I mean, the whole point of having a Cell or RefCell is that we can modify its "inner" content. But, if every access to the const RefCell creates a totally new RefCell in-place, then the whole purpose of using a RefCell is contradicted – as any modification we might do will be inevitably be "lost" :slight_smile:

Yeah, I agree the warning should be extended if possible.

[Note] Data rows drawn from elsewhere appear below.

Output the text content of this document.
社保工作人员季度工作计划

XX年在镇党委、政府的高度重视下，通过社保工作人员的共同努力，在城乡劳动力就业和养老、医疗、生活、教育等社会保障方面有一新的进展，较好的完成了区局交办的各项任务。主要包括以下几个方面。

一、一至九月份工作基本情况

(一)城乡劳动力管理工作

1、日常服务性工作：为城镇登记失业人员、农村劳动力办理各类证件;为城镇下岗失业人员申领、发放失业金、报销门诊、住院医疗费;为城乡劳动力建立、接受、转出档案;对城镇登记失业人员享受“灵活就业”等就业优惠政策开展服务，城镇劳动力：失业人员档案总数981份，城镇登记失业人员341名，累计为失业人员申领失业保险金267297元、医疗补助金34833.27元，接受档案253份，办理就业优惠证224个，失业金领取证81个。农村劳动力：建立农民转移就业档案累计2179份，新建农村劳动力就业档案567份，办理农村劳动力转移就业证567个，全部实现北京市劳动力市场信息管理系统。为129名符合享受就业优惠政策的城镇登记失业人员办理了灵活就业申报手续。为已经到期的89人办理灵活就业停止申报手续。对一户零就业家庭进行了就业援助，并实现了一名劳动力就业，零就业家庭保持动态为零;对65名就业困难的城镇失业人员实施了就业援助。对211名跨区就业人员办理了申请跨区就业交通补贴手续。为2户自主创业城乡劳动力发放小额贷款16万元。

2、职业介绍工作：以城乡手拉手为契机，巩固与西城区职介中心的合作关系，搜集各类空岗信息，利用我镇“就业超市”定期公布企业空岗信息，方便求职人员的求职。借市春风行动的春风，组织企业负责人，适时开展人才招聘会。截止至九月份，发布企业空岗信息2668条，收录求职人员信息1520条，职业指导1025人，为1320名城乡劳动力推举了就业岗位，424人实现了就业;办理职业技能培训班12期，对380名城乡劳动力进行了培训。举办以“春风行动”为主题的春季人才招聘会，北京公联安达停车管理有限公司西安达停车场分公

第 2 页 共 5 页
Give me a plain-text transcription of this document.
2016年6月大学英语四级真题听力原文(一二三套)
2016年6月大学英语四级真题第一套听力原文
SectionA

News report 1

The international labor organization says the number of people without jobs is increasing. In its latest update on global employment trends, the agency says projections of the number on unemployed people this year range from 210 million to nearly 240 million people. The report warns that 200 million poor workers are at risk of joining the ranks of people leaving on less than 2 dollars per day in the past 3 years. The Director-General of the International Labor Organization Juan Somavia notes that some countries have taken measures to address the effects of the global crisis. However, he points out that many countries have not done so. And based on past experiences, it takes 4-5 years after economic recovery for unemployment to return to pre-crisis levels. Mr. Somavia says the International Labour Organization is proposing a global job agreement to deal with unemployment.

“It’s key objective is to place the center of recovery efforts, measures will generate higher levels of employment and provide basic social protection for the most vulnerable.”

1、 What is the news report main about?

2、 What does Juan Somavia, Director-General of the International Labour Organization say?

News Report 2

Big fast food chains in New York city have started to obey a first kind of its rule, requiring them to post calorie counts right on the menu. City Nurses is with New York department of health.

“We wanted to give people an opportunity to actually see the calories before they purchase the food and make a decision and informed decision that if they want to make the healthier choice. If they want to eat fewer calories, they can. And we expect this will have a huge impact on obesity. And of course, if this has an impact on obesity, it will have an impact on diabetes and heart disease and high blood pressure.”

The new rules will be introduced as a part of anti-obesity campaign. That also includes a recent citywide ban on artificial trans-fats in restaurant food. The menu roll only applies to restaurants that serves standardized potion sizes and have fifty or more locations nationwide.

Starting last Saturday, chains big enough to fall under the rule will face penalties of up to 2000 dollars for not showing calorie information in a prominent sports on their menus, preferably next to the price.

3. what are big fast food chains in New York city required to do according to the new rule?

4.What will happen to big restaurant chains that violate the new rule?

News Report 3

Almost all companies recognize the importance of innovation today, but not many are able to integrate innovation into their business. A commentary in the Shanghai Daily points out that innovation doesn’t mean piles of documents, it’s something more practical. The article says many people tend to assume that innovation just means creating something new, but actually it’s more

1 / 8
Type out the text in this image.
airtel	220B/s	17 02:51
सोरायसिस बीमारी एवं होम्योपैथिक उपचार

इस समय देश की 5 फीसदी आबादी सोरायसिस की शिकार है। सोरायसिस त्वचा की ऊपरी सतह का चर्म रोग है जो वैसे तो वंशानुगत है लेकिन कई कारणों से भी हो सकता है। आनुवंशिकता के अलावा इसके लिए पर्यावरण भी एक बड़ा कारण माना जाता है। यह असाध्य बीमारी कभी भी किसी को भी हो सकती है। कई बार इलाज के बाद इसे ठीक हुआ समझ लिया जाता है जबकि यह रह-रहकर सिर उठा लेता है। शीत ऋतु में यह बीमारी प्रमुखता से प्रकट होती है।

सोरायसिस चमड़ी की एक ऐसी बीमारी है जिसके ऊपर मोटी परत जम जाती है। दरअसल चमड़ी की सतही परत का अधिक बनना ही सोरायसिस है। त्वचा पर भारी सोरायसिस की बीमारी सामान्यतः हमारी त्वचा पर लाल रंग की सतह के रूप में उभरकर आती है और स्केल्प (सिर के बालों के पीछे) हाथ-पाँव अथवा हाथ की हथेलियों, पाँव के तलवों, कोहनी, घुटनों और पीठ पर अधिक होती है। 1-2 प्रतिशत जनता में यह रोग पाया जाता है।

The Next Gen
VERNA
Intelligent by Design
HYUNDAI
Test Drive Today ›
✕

Here's where that lint came from.

And I think the idea behind this one is what you wish already existed.

1 Like

This is not possible, because it would break backwards compatibility (i.e. code that was written for a previous version of Rust that relied on this would fail to compile).

A warning might be good, but as you can see in the discussion of the linked issue #40543 one problem is that there is no way to statically determine whether a given type uses interior mutability - another crate could export a RefCell-ish or Mutex-like type and the lint would not work. The clippy lint @steffahn mentioned might also be sufficient (for the standard library and selected crates) for now.

1 Like

It's not public, but there's a trait for no-interior-mutability (lamentably called Freeze at the moment). More generally, the compiler has to understand where it exists one way or another. That's how the clippy lints are implemented, by asking the compiler if there's any interior mutability types involved.

3 Likes

There's multiple types of analysis w. r. t. interior mutability. Next to the type-based analysis there's also a value based one. E. g. the first of these two consts compiles fine

use core::cell::Cell;
const C: &Option<Cell<()>> = &None;
const D: &Option<Cell<()>> = &Some(Cell::new(()));
error[E0492]: constants cannot refer to interior mutable data
 --> src/lib.rs:3:30
  |
3 | const D: &Option<Cell<()>> = &Some(Cell::new(()));
  |                              ^^^^^^^^^^^^^^^^^^^^ this borrow of an interior mutable value may end up in the final value

I haven't tested which one the Clippy lint uses. I'm also not sure off the top of my head in what situstions the Freeze trait is used. (Feel free to point out an example of an error that's clearly based on such a type based analysis, if you know one.) Well, some relevance at least: Of course, the type based analysis is the one necessary for code generation, to inform LLVM about the possibility of aliased mutation.

1 Like

Because RefCell::new is a const fn.

So the question becomes "why is it a const fn?". There are two reasons. First, const functions can be used not only to directly initialize a const item, but also in const expressions and other const functions. It is desirable to have the const functions be as close as possible to ordinary Rust code in their capabilities, so that code and developer skills can be reused. But there is nothing wrong in creating a RefCell inside of a const block/const fn and using is just for temporary storage during evaluation! The case of assigning RefCell::new to a global const item becomes just a consequence of general rules. A bit of a degenerate case and likely undesirable, but that is a lint-level consideration, not an implementation issue warranting a compiler error.

The second reason is that it is very useful to create safe "immutable" static items with interior mutability:

static COUNTER: RefCell<u64> = RefCell::new(0);

fn count() {
    *COUNTER.borrow_mut() += 1;
}

This pattern is even more useful in multithreaded code, with a global state guarded by a Mutex. But the rules for expressions which can initialize statics are mostly the same as for initializers of consts, because a static must be similarly fully computable at compile time.

Caveat: Freeze does not indicate that a type exposes no shared mutability. It only indicates that a type does not have any UnsafeCell before indirection. Box<Mutex<_>> is Freeze.

6 Likes

thread_local! with const initializer tends to generate much more efficient code since it doesn't have to do lazy initialization. With proper tls-model it can even be as efficient as unsynchronized mutable statics.

2 Likes

What is the use case for having a const variable whose type is not Copy? Seems inherently fraught.

Having Mutex::new and Vec::new and HashMap::new being const is extremely helpful for initializing static variables.
And I have to stress that, It's not const variable, it's const item. You are not declaring a variable with const statement.